A história central, do empréstimo, não é original de Shakespeare. Baseia-se em “Il Gianetto”, da coletânea de cinquenta histórias, Il Pecorone (O Simplório), de Giovanni Fiorentino, no estilo do Decameron de Boccacio, que Shakespeare teve a oportunidade de ler na tradução de William Painter. Mas o bardo pega uma simples história e transforma num texto de grande poeticidade e impacto, assim como, digamos, um compositor pega um tema singelo do folclore e transforma num movimento de uma sinfonia.
Veneza por Canaletto
Veneza na época contava com uma considerável colônia judaica. O termo gueto (ghetto em italiano) teve lá sua origem, designando o bairro onde os judeus tinham que se confinar nas horas noturnas.
Se você for
ler a peça no original inglês, estará lendo um texto escrito mais de 400 anos
atrás. Ou seja, escrito num inglês bem diferente do atual. O Mercador de
Veneza foi escrito menos de trinta anos depois de Camões escrever Os
Lusíadas. Você sabe que ler Os Lusíadas não é para qualquer um.
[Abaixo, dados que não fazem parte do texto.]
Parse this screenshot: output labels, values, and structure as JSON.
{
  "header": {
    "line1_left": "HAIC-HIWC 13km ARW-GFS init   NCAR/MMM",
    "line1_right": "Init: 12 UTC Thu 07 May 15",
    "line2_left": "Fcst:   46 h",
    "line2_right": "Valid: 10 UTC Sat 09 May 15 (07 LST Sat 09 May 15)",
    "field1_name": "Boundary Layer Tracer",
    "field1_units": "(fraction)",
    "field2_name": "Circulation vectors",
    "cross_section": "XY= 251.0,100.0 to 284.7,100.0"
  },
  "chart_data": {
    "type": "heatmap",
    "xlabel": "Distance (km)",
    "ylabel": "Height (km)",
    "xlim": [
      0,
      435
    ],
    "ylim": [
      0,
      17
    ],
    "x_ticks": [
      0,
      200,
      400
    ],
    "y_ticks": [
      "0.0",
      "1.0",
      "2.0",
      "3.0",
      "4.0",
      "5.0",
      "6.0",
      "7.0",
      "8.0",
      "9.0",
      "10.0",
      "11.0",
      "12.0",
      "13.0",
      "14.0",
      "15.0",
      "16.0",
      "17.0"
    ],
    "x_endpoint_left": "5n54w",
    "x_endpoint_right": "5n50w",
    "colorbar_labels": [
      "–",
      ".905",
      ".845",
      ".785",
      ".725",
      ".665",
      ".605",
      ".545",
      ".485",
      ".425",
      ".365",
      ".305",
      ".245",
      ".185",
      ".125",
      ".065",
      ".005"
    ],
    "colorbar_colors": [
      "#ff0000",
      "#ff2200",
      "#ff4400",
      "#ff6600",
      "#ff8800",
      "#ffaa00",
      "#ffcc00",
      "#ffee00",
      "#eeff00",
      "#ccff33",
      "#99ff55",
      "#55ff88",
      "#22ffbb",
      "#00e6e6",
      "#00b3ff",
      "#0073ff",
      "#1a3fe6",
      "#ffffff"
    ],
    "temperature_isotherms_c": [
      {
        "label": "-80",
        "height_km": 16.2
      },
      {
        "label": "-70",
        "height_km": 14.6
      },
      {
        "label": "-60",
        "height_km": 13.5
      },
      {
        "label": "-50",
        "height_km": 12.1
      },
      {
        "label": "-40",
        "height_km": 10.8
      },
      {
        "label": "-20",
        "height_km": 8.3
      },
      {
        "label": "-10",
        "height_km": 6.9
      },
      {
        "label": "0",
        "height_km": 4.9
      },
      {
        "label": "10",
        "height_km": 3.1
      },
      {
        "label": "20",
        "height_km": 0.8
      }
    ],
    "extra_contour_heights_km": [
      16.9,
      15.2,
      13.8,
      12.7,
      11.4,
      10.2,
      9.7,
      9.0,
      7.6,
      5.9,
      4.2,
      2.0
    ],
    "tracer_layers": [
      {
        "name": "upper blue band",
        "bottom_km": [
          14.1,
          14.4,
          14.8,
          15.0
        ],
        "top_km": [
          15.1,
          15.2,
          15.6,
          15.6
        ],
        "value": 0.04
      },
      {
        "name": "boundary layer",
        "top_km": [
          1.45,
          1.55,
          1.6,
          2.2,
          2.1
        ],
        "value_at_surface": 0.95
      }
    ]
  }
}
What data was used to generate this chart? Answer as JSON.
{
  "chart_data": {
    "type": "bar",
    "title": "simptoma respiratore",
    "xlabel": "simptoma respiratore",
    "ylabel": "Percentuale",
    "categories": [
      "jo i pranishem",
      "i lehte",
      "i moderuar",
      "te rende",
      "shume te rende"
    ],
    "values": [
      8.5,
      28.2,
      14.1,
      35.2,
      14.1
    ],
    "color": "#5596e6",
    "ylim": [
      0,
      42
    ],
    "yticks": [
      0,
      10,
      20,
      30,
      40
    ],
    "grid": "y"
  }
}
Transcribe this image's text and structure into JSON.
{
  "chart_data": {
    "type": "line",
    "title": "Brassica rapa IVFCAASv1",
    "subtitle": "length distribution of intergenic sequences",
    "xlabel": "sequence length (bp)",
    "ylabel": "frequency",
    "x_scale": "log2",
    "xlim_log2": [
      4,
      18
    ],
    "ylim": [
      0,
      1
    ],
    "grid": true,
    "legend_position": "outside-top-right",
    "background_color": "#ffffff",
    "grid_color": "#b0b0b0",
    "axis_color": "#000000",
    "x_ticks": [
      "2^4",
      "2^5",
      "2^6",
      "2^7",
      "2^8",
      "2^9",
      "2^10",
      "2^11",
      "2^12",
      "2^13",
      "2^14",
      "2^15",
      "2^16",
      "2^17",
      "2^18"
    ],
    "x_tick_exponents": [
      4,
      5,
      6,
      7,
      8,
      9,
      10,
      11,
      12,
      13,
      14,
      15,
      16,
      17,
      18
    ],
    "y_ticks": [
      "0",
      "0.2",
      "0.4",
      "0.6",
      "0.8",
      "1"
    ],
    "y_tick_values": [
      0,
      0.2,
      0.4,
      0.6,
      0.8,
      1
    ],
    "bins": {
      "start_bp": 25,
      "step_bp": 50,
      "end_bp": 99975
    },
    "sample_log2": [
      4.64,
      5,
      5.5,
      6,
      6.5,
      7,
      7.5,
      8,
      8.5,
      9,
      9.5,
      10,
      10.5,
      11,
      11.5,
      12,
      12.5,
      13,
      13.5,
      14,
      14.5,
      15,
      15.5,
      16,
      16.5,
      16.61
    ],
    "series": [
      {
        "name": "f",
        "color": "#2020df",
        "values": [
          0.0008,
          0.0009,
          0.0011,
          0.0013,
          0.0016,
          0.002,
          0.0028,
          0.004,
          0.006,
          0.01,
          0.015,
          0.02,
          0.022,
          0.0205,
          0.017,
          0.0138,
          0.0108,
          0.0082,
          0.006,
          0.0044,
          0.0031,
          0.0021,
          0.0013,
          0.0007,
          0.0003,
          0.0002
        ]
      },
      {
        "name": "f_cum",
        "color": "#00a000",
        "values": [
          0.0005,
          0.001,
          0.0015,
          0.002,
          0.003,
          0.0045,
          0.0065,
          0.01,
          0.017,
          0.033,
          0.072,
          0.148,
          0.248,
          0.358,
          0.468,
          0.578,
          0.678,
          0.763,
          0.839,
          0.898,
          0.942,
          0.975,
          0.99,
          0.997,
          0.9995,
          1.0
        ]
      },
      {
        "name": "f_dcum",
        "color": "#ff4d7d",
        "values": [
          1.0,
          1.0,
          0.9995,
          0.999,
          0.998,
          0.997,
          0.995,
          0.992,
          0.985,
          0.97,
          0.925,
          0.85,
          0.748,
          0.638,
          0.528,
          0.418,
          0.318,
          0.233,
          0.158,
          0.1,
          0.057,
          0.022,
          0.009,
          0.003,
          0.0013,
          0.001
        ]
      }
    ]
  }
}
Aliás, só conheço uma pessoa que leu na íntegra, o Alexei Bueno. Eu mesmo nunca li. O brasileiro
quando tem que ler Machado de Assis na escola, um autor que morreu pouco mais
de cem anos atrás, já reclama, já acha o texto arcaico. Então como é que os
ingleses (e norte-americanos) leem com tanta facilidade as peças do
Shakespeare? Ou se não leem, assistem no cinema, pois não são poucas as filmagens, com
grande sucesso de público, de peças shakespeareanas. Talvez o sistema escolar
inglês e norte-americano familiarize os estudantes com a linguagem de Shakespeare.
Não sei, estou chutando. O que sei é que eu, tradutor aposentado, que no
decorrer de 35 anos traduzi 193 livros do idioma de Shakespeare para o idioma
de Camões, não tenho a mesma facilidade em ler um texto do bardo que tenho em
ler uma reportagem na BBC.
Primeiro, Shakespeare não escreve em prosa, escreve
(na maior parte do tempo, com algumas exceções) em versos quase sempre sem
rima, mas seguindo uma métrica rigorosa. Ele usa o chamado pentâmetro jâmbico,
que é um verso decassilábico, composto de cinco pares de sílabas, uma átona e a
outra tônica. Por exemplo:
How sweet/ the moon/light sleeps/ upon/ this bank!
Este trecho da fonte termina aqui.